Bakarım ki içime; haklıdır bu kordan nefes!..
Yolda kalmış palto gibi dışım rüzgârdan kurumuş, ama içim yağmur suyu!..
İçimde ter, kan revan…
İçimde şimşek ve tarrakalar,,, dışımda titreyen papatyalar; gözleri ışıldayan, gün ışığı altında… Ya ben?..
Ben;
Tayfunlara kabuğum!..
Bir ceviz gibi; bilmez kimse, etimin lezzetini…
Ve bir ceviz gibi, terleyemem; çıkmaz kokum dışarı!..
Bir ceviz gibi, yaşarım içerimde; bir yudum nefes için, bir bardak ışık için, ve bir karışlık ses için nem varsa verebilip!..
…..
Ama kim duyar bir kayıp adacıkta haykıran pazarcıyı?..
Kim okur, okyanusta kaybolmuş şişedeki mektubu?..

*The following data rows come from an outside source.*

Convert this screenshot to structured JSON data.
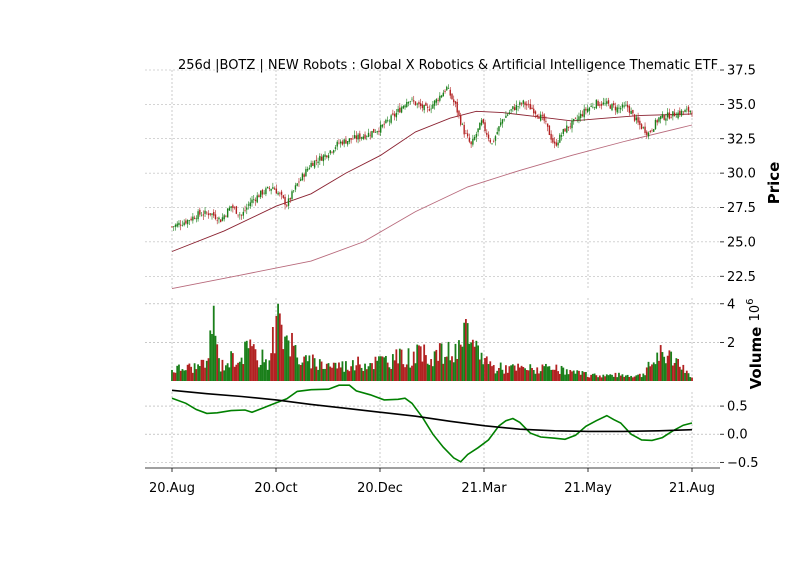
{
  "chart_data": [
    {
      "type": "candlestick",
      "title": "256d |BOTZ | NEW Robots : Global X Robotics & Artificial Intelligence Thematic ETF",
      "ylabel": "Price",
      "ylim": [
        21.5,
        37.5
      ],
      "yticks": [
        "22.5",
        "25.0",
        "27.5",
        "30.0",
        "32.5",
        "35.0",
        "37.5"
      ],
      "xticks": [
        "20.Aug",
        "20.Oct",
        "20.Dec",
        "21.Mar",
        "21.May",
        "21.Aug"
      ],
      "up_color": "#1a7f1a",
      "down_color": "#b22222",
      "close_anchors": [
        [
          0,
          26.1
        ],
        [
          8,
          26.5
        ],
        [
          15,
          27.0
        ],
        [
          22,
          27.1
        ],
        [
          28,
          26.6
        ],
        [
          34,
          27.6
        ],
        [
          40,
          26.9
        ],
        [
          45,
          27.9
        ],
        [
          52,
          28.6
        ],
        [
          58,
          29.0
        ],
        [
          62,
          28.4
        ],
        [
          66,
          27.7
        ],
        [
          72,
          29.2
        ],
        [
          80,
          30.7
        ],
        [
          88,
          31.3
        ],
        [
          96,
          32.2
        ],
        [
          104,
          32.5
        ],
        [
          112,
          32.8
        ],
        [
          120,
          33.3
        ],
        [
          128,
          34.2
        ],
        [
          136,
          35.4
        ],
        [
          142,
          34.9
        ],
        [
          147,
          34.6
        ],
        [
          152,
          35.3
        ],
        [
          158,
          36.2
        ],
        [
          163,
          34.9
        ],
        [
          168,
          33.0
        ],
        [
          172,
          32.0
        ],
        [
          178,
          33.7
        ],
        [
          184,
          32.1
        ],
        [
          190,
          33.9
        ],
        [
          196,
          34.7
        ],
        [
          202,
          35.1
        ],
        [
          208,
          34.6
        ],
        [
          214,
          33.8
        ],
        [
          220,
          32.0
        ],
        [
          226,
          33.2
        ],
        [
          232,
          33.8
        ],
        [
          238,
          34.6
        ],
        [
          244,
          35.1
        ],
        [
          250,
          35.0
        ],
        [
          256,
          34.7
        ],
        [
          262,
          34.8
        ],
        [
          268,
          33.6
        ],
        [
          274,
          32.9
        ],
        [
          280,
          34.0
        ],
        [
          286,
          34.2
        ],
        [
          292,
          34.4
        ],
        [
          299,
          34.6
        ]
      ],
      "moving_averages": [
        {
          "color": "#8b2332",
          "points": [
            [
              0,
              24.3
            ],
            [
              30,
              25.8
            ],
            [
              60,
              27.6
            ],
            [
              80,
              28.5
            ],
            [
              100,
              30.0
            ],
            [
              120,
              31.3
            ],
            [
              140,
              33.0
            ],
            [
              160,
              34.0
            ],
            [
              175,
              34.5
            ],
            [
              190,
              34.4
            ],
            [
              210,
              34.1
            ],
            [
              230,
              33.8
            ],
            [
              250,
              34.0
            ],
            [
              270,
              34.2
            ],
            [
              299,
              34.3
            ]
          ]
        },
        {
          "color": "#b86a7c",
          "points": [
            [
              0,
              21.6
            ],
            [
              40,
              22.6
            ],
            [
              80,
              23.6
            ],
            [
              110,
              25.0
            ],
            [
              140,
              27.2
            ],
            [
              170,
              29.0
            ],
            [
              200,
              30.2
            ],
            [
              230,
              31.3
            ],
            [
              260,
              32.3
            ],
            [
              299,
              33.5
            ]
          ]
        }
      ]
    },
    {
      "type": "bar",
      "ylabel": "Volume",
      "scale_label": "10",
      "scale_exponent": "6",
      "ylim": [
        0,
        4.3
      ],
      "yticks": [
        "2",
        "4"
      ],
      "volume_anchors": [
        [
          0,
          0.6
        ],
        [
          20,
          0.8
        ],
        [
          24,
          3.9
        ],
        [
          25,
          1.8
        ],
        [
          28,
          0.8
        ],
        [
          35,
          1.2
        ],
        [
          44,
          1.6
        ],
        [
          55,
          1.0
        ],
        [
          62,
          3.5
        ],
        [
          66,
          2.2
        ],
        [
          68,
          2.0
        ],
        [
          75,
          1.0
        ],
        [
          100,
          0.8
        ],
        [
          140,
          1.3
        ],
        [
          165,
          1.5
        ],
        [
          170,
          3.0
        ],
        [
          172,
          2.0
        ],
        [
          185,
          0.7
        ],
        [
          220,
          0.6
        ],
        [
          240,
          0.3
        ],
        [
          270,
          0.3
        ],
        [
          282,
          1.5
        ],
        [
          299,
          0.2
        ]
      ],
      "spikes": [
        [
          24,
          3.9
        ],
        [
          62,
          3.5
        ],
        [
          170,
          3.0
        ],
        [
          65,
          2.3
        ],
        [
          67,
          2.1
        ],
        [
          172,
          2.0
        ],
        [
          26,
          1.9
        ],
        [
          44,
          1.7
        ],
        [
          282,
          1.5
        ]
      ]
    },
    {
      "type": "line",
      "ylim": [
        -0.6,
        0.75
      ],
      "yticks": [
        "−0.5",
        "0.0",
        "0.5"
      ],
      "series": [
        {
          "color": "#008000",
          "points": [
            [
              0,
              0.64
            ],
            [
              8,
              0.55
            ],
            [
              14,
              0.44
            ],
            [
              20,
              0.37
            ],
            [
              26,
              0.38
            ],
            [
              34,
              0.42
            ],
            [
              42,
              0.43
            ],
            [
              46,
              0.39
            ],
            [
              52,
              0.46
            ],
            [
              60,
              0.56
            ],
            [
              66,
              0.63
            ],
            [
              72,
              0.76
            ],
            [
              80,
              0.79
            ],
            [
              90,
              0.8
            ],
            [
              96,
              0.87
            ],
            [
              102,
              0.87
            ],
            [
              106,
              0.77
            ],
            [
              114,
              0.7
            ],
            [
              122,
              0.61
            ],
            [
              130,
              0.62
            ],
            [
              134,
              0.64
            ],
            [
              138,
              0.55
            ],
            [
              144,
              0.3
            ],
            [
              150,
              0.0
            ],
            [
              156,
              -0.23
            ],
            [
              162,
              -0.42
            ],
            [
              166,
              -0.49
            ],
            [
              170,
              -0.36
            ],
            [
              176,
              -0.24
            ],
            [
              182,
              -0.1
            ],
            [
              188,
              0.15
            ],
            [
              192,
              0.24
            ],
            [
              196,
              0.28
            ],
            [
              200,
              0.21
            ],
            [
              206,
              0.02
            ],
            [
              212,
              -0.05
            ],
            [
              220,
              -0.07
            ],
            [
              226,
              -0.09
            ],
            [
              232,
              -0.02
            ],
            [
              238,
              0.14
            ],
            [
              244,
              0.24
            ],
            [
              250,
              0.33
            ],
            [
              254,
              0.26
            ],
            [
              258,
              0.2
            ],
            [
              264,
              0.0
            ],
            [
              270,
              -0.1
            ],
            [
              276,
              -0.11
            ],
            [
              282,
              -0.06
            ],
            [
              288,
              0.06
            ],
            [
              294,
              0.16
            ],
            [
              299,
              0.2
            ]
          ]
        },
        {
          "color": "#000000",
          "points": [
            [
              0,
              0.78
            ],
            [
              20,
              0.72
            ],
            [
              40,
              0.67
            ],
            [
              60,
              0.61
            ],
            [
              80,
              0.53
            ],
            [
              100,
              0.46
            ],
            [
              120,
              0.39
            ],
            [
              140,
              0.32
            ],
            [
              160,
              0.23
            ],
            [
              180,
              0.15
            ],
            [
              200,
              0.09
            ],
            [
              220,
              0.06
            ],
            [
              240,
              0.05
            ],
            [
              260,
              0.05
            ],
            [
              280,
              0.06
            ],
            [
              299,
              0.08
            ]
          ]
        }
      ]
    }
  ]
}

Kim salar yeryüzüne, bin senedir hapsolmuş, masallardaki cini?..
İçimde bir sıcacık ses…
Der ki; bilmese bile herkes, içinden hasret süzülür…
…..
Koca dağları delen; incecik derelerdir, ve düzdeki pazarlara indiren!..
…..
Koca ağaçlar nasıl oyulursa bir kurda; koca kayalar dahi delinir damlalara!..
…..
İşte bu yüzden; titrer koca koca yürekler bir ismin hatırına, ve; hasret suyuyla yanan ateş, tutuşturur havayı!..
Bir ceviz gibi; bilmez kimse, etimin lezzetini…
Ve bir ceviz gibi, terleyemem; çıkmaz kokum dışarı!..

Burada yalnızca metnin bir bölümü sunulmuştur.